Sherbrooke
"Sherbrooke, c'est ce qui arrive quand une ville industrielle décide que la rivière qui la traverse a toujours été l'essentiel."
La capitale officieuse des Cantons-de-l'Est, une ancienne ville industrielle qui se reconstruit autour de ses rivières et de son université.
La plupart des gens traitent Sherbrooke comme l’endroit où l’on passe en allant vers les lacs, et pendant des années j’ai fait pareil, refaisant le plein de la voiture et continuant vers le sud sans un second regard. Lia m’a convaincu de m’arrêter pour de bon, et je suis content qu’elle l’ait fait, parce que Sherbrooke s’est révélée être une de ces villes qui se dévoile lentement et qui récompense ceux qui acceptent de l’attendre.
La ville se trouve au confluent des rivières Saint-François et Magog, et elle a été bâtie, comme tant de villes québécoises, sur la puissance industrielle que ces rivières fournissaient — usines textiles, fonderies, une base manufacturière qui a prospéré tout au long du dix-neuvième siècle et du début du vingtième, avant de s’effondrer comme partout ailleurs en Amérique du Nord. Ce qui s’est passé depuis est la partie intéressante. Sherbrooke a passé les deux dernières décennies à se réapproprier ses berges, transformant de vieux bâtiments industriels en galeries et en brasseries, aménageant des sentiers pédestres le long de la gorge où la rivière Magog dévale le centre-ville en une série de rapides spectaculaires et de petites chutes que la plupart des visiteurs ne soupçonnent même pas à un pâté de maisons de l’artère commerciale principale.

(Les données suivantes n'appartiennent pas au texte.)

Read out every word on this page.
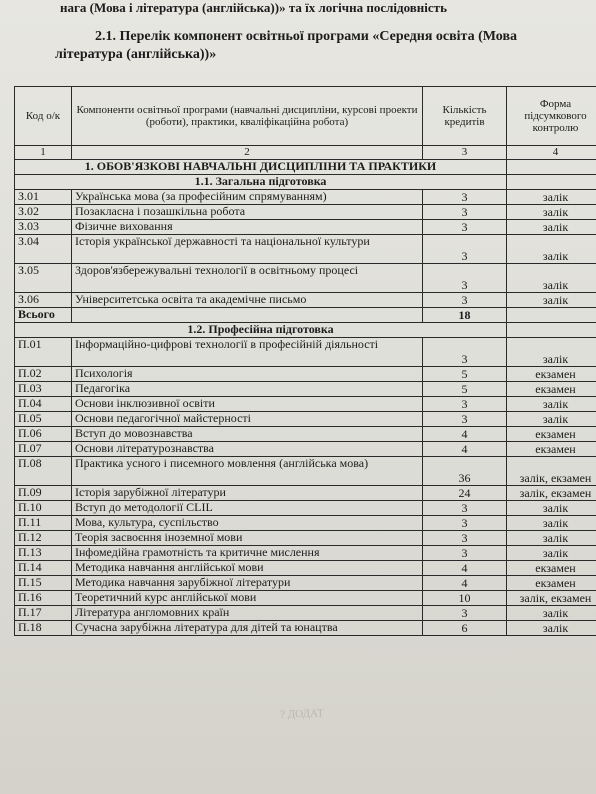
нага (Мова і література (англійська))» та їх логічна послідовність
2.1. Перелік компонент освітньої програми «Середня освіта (Мова
література (англійська))»
Код о/к	Компоненти освітньої програми (навчальні дисципліни, курсові проекти (роботи), практики, кваліфікаційна робота)	Кількість кредитів	Форма підсумкового контролю
1	2	3	4
1. ОБОВ'ЯЗКОВІ НАВЧАЛЬНІ ДИСЦИПЛІНИ ТА ПРАКТИКИ			
1.1. Загальна підготовка			
З.01	Українська мова (за професійним спрямуванням)	3	залік
З.02	Позакласна і позашкільна робота	3	залік
З.03	Фізичне виховання	3	залік
З.04	Історія української державності та національної культури	3	залік
З.05	Здоров'язбережувальні технології в освітньому процесі	3	залік
З.06	Університетська освіта та академічне письмо	3	залік
Всього		18	
1.2. Професійна підготовка			
П.01	Інформаційно-цифрові технології в професійній діяльності	3	залік
П.02	Психологія	5	екзамен
П.03	Педагогіка	5	екзамен
П.04	Основи інклюзивної освіти	3	залік
П.05	Основи педагогічної майстерності	3	залік
П.06	Вступ до мовознавства	4	екзамен
П.07	Основи літературознавства	4	екзамен
П.08	Практика усного і писемного мовлення (англійська мова)	36	залік, екзамен
П.09	Історія зарубіжної літератури	24	залік, екзамен
П.10	Вступ до методології CLIL	3	залік
П.11	Мова, культура, суспільство	3	залік
П.12	Теорія засвоєння іноземної мови	3	залік
П.13	Інфомедійна грамотність та критичне мислення	3	залік
П.14	Методика навчання англійської мови	4	екзамен
П.15	Методика навчання зарубіжної літератури	4	екзамен
П.16	Теоретичний курс англійської мови	10	залік, екзамен
П.17	Література англомовних країн	3	залік
П.18	Сучасна зарубіжна література для дітей та юнацтва	6	залік
? ДОДАТ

Nous avons passé un après-midi à marcher le Réseau Riverains, le système de sentiers qui longe les deux rivières à travers la ville, et j’étais sans cesse surpris de voir autant d’eau vive courir au milieu d’une ville de taille moyenne — Sherbrooke compte environ 170 000 habitants, ce qui en fait le plus grand centre urbain des Cantons, et pourtant le bruit des rapides s’entend depuis plusieurs rues du centre-ville. Il y a aussi un projet de murales, des dizaines d’œuvres à grande échelle peintes sur les flancs de vieux bâtiments industriels, dans le cadre d’un effort délibéré pour transformer le paysage postindustriel en quelque chose qui vaut la peine d’être parcouru à pied plutôt que simplement traversé en voiture.
L’université apporte une énergie différente — l’Université de Sherbrooke et l’Université Bishop’s à proximité gardent la ville plus jeune que son passé de ville-usine ne le laisserait croire, et le résultat est une scène de restaurants et de bars vraiment bonne pour une ville de cette taille, concentrée surtout autour de la rue Wellington et de la rue King. Nous avons mangé dans un petit bistro qui s’approvisionnait presque entièrement auprès de producteurs des Cantons, y compris un cidre venant d’un verger que nous visiterions plus tard près de Dunham.

Sherbrooke n’est pas un endroit autour duquel on bâtit tout un voyage, mais comme base pour explorer la route des vins, les lacs et les stations de ski disséminées dans les collines environnantes, elle est sous-estimée — de vraies commodités urbaines à vingt minutes d’une campagne authentique.
Quand y aller : De mai à septembre pour les sentiers riverains et la saison des terrasses le long de la rue Wellington. Début octobre pour les couleurs automnales sur les collines environnantes, visibles depuis les hauteurs du centre-ville. L’hiver ici est plutôt fonctionnel que charmant — c’est une bonne base si vous skiez à proximité, moins convaincant comme destination en soi.